16. Daya Pikat Rani

914 128 17
                                    

"Rani, katakan yang jujur, Mas Gusti tidur sama kamu?" tanya Desta tak sabar. Namun, jangan panggil ia Zia, kalau tidak bisa berkelit.

"Apa menurut Pak Desta, Mas Gusti mau tidur sama saya? Kalau begitu, kenapa saya harus dikirim ke penjara? Mas Gusti gak akan menyentuh saya, Pak. Lagian Bapak tadi gak dengar kalau Mas Gusti bilang, dia tidur sama wanita malam. Duh, saya bingung sama keluarga suami saya. Udah, ah, saya mau ke rumah Pak Desta saja." Desta belum lagi sempat menjawab sanggahan Rani, wanita itu sudah tidak ada di hadapannya dan kini tengah berjalan begitu cepat menuju rumahnya.

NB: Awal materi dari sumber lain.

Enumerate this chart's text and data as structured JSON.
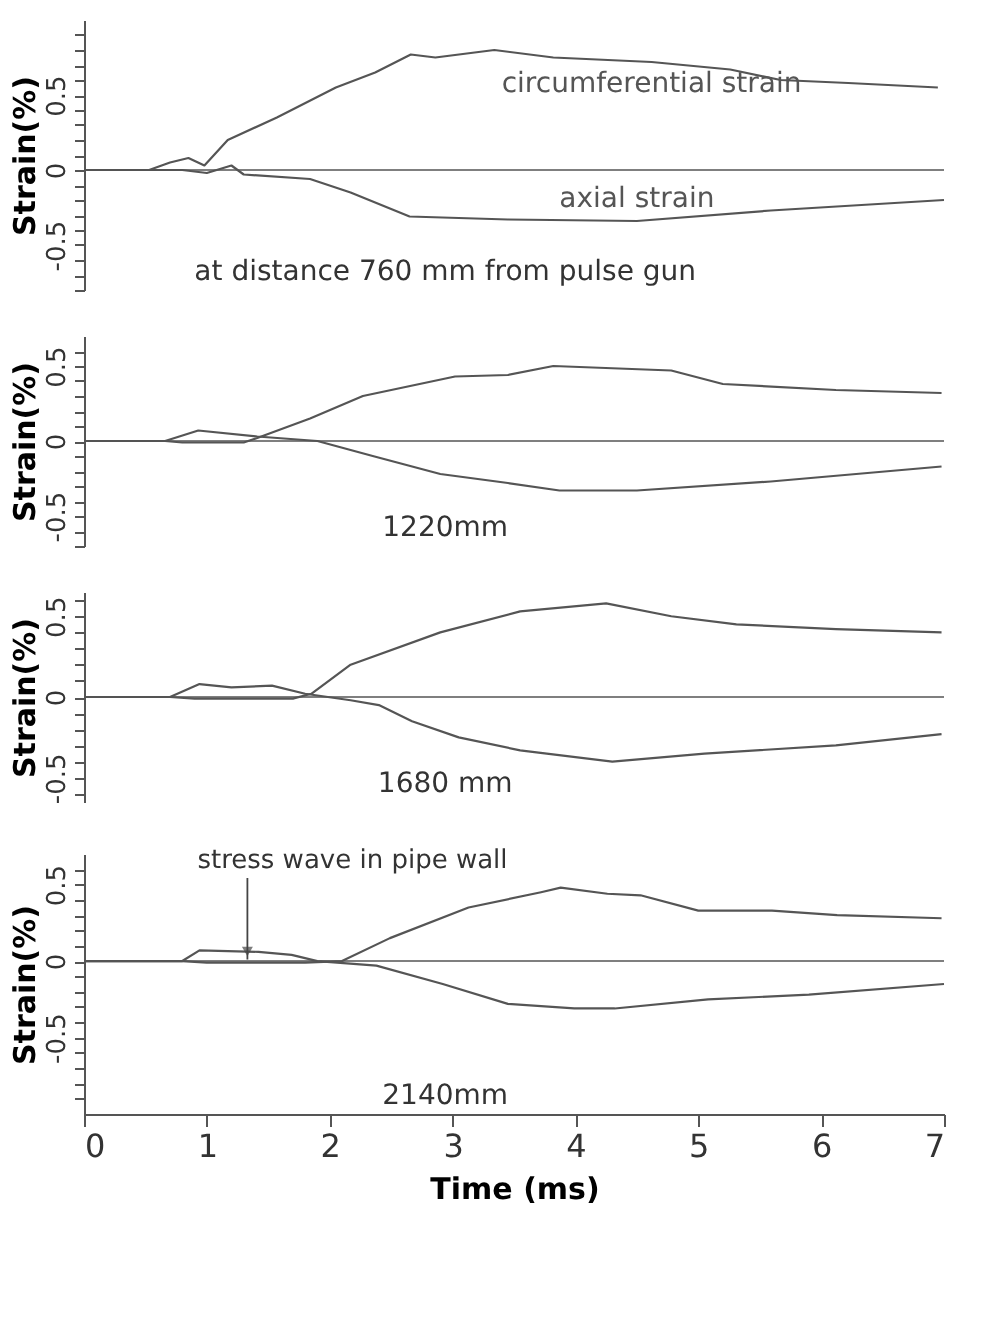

Desta yang tidak mau ikut campur secara langsung pada urusan Gusti, hanya bisa tersenyum simpul. Ada banyak yang harus ia selesaikan setelah kakak iparnya meninggal, termasuk melindungi Zia dari Gusti yang semena-mena.

Kembali ke dalam rumah. Baju kemeja dengan bercak darah tadi, kini sudah ada di tangan Gusti. Ia memandangi terus noda itu dengan mata yang sayu. Kenapa ia bisa sampai terjerumus dalam perbuatan dosa. Apalagi dengan pembantu adiknya yang baru saja ia kenal sehari.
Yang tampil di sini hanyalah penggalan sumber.